“这厮明明邪功很高,每一次都可以轻易将我们打杀,但是他战胜后,总是一走了之。无论我们怎么穷追猛打,他就一味躲藏。”
童姥说到这里,面上一笑:“后来才知道,原来这厮的邪功,与我的‘八荒**唯我独尊功’有几分大同小异。我每练三十年,便要返老还童一次;而那厮则是六十年,每次皆需处子贞血练功,方得益助,若不行合,轻者被自身邪功反震筋脉寸断,走火入魔;重者当场毙命。”

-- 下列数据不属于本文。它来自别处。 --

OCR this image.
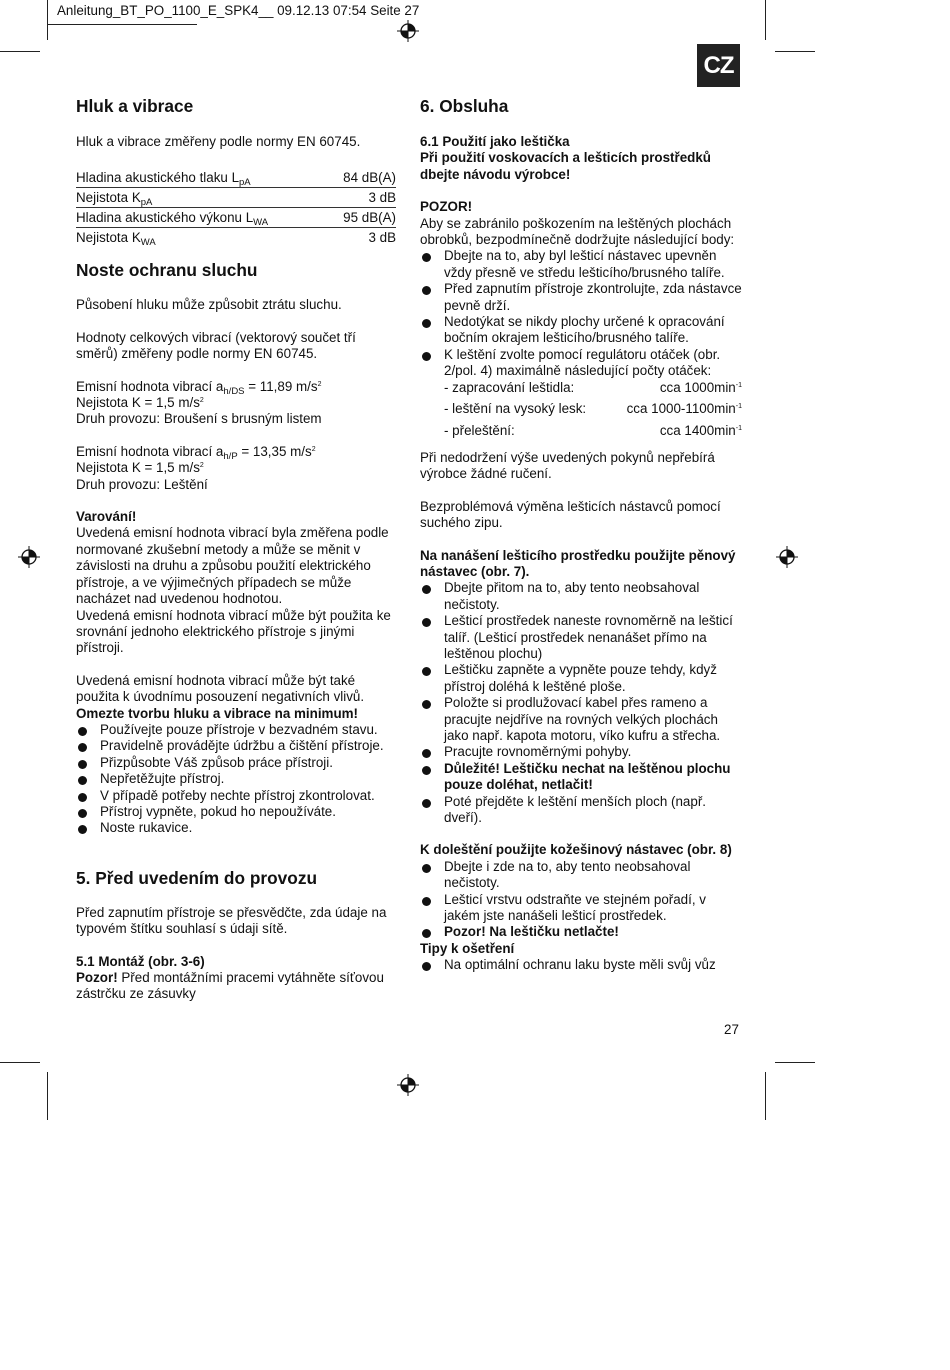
Anleitung_BT_PO_1100_E_SPK4__ 09.12.13 07:54 Seite 27
CZ
Hluk a vibrace

Hluk a vibrace změřeny podle normy EN 60745.

Hladina akustického tlaku $L_{pA}$	84 dB(A)
Nejistota $K_{pA}$	3 dB
Hladina akustického výkonu $L_{WA}$	95 dB(A)
Nejistota $K_{WA}$	3 dB
Noste ochranu sluchu

Působení hluku může způsobit ztrátu sluchu.

Hodnoty celkových vibrací (vektorový součet tří směrů) změřeny podle normy EN 60745.

Emisní hodnota vibrací $a_{h/DS} = 11,89$ $m/s^2$

Nejistota K = 1,5 $m/s^2$

Druh provozu: Broušení s brusným listem

Emisní hodnota vibrací $a_{h/P} = 13,35$ $m/s^2$

Nejistota K = 1,5 $m/s^2$

Druh provozu: Leštění

Varování!

Uvedená emisní hodnota vibrací byla změřena podle normované zkušební metody a může se měnit v závislosti na druhu a způsobu použití elektrického přístroje, a ve výjimečných případech se může nacházet nad uvedenou hodnotou.

Uvedená emisní hodnota vibrací může být použita ke srovnání jednoho elektrického přístroje s jinými přístroji.

Uvedená emisní hodnota vibrací může být také použita k úvodnímu posouzení negativních vlivů.

Omezte tvorbu hluku a vibrace na minimum!

Používejte pouze přístroje v bezvadném stavu.
Pravidelně provádějte údržbu a čištění přístroje.
Přizpůsobte Váš způsob práce přístroji.
Nepřetěžujte přístroj.
V případě potřeby nechte přístroj zkontrolovat.
Přístroj vypněte, pokud ho nepoužíváte.
Noste rukavice.
5. Před uvedením do provozu

Před zapnutím přístroje se přesvědčte, zda údaje na typovém štítku souhlasí s údaji sítě.

5.1 Montáž (obr. 3-6)

Pozor! Před montážními pracemi vytáhněte síťovou zástrčku ze zásuvky

6. Obsluha

6.1 Použití jako leštička

Při použití voskovacích a lešticích prostředků dbejte návodu výrobce!

POZOR!

Aby se zabránilo poškozením na leštěných plochách obrobků, bezpodmínečně dodržujte následující body:

Dbejte na to, aby byl lešticí nástavec upevněn vždy přesně ve středu lešticího/brusného talíře.
Před zapnutím přístroje zkontrolujte, zda nástavce pevně drží.
Nedotýkat se nikdy plochy určené k opracování bočním okrajem lešticího/brusného talíře.
K leštění zvolte pomocí regulátoru otáček (obr. 2/pol. 4) maximálně následující počty otáček:
- zapracování leštidla:	cca $1000\min^{-1}$
- leštění na vysoký lesk:	cca $1000-1100\min^{-1}$
- přeleštění:	cca $1400\min^{-1}$

Při nedodržení výše uvedených pokynů nepřebírá výrobce žádné ručení.

Bezproblémová výměna lešticích nástavců pomocí suchého zipu.

Na nanášení lešticího prostředku použijte pěnový nástavec (obr. 7).

Dbejte přitom na to, aby tento neobsahoval nečistoty.
Lešticí prostředek naneste rovnoměrně na lešticí talíř. (Lešticí prostředek nenanášet přímo na leštěnou plochu)
Leštičku zapněte a vypněte pouze tehdy, když přístroj doléhá k leštěné ploše.
Položte si prodlužovací kabel přes rameno a pracujte nejdříve na rovných velkých plochách jako např. kapota motoru, víko kufru a střecha.
Pracujte rovnoměrnými pohyby.
Důležité! Leštičku nechat na leštěnou plochu pouze doléhat, netlačit!
Poté přejděte k leštění menších ploch (např. dveří).

K doleštění použijte kožešinový nástavec (obr. 8)

Dbejte i zde na to, aby tento neobsahoval nečistoty.
Lešticí vrstvu odstraňte ve stejném pořadí, v jakém jste nanášeli lešticí prostředek.
Pozor! Na leštičku netlačte!

Tipy k ošetření

Na optimální ochranu laku byste měli svůj vůz
27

“算算时间,这一个月正是那老魔头的大日子。他每胜我们一场,便会消耗不少真气,因此,他岂能不溜,找个僻静处抓来黄花闺女,行那苟合之事,助功还原。许是被我们愊得急了,这才逃往大理。可惜此处山明水秀,藏匿之处甚广,一时间便没了那厮踪影。”
李秋水道:“适间听银川说雪儿被掳,我一猜便疑心是此魔头所为。”李柔担忧:“那魔头要的是黄花闺女,雪儿她又不是,魔头抓她干嘛?”这正是几位前辈担心的地方,都想:“这魔头是不是改了脾气,武功有了超越,不单单限制于处子之间。”
童姥咆哮道:“不行,万一当真是这厮下的毒手,那雪儿一辈子岂不毁了。她是臭小子的媳妇,这事姥姥我不可不管。”她一向任性而为,刚愎自用,说做便去做,话落掉头就走。
无崖子抢上,拦她:“师姊,切莫冲动,你一人不是他对手。”童姥生气:“打不过也要打,总好过在这里甚么事也不做。”无崖子相劝:“师姊,我们并不是甚么事也不做,追了那厮十几天,对他的作息也有所了解。大家坐下来先冷静一下,好好商议一个方案,也好利于救人不是?”
童姥等不下去了,她反对:“师弟,要等你等,我可没那性子。似你等这般磨蹭,只怕花儿也要谢了。”此姥说的并不是没道理,几人陷入了沉寂,童姥咬牙:“师弟,让道!”无崖子摇头,童姥有气,喝一声:“闪开!”就见金光乍现,泼的一掌往无崖子推去。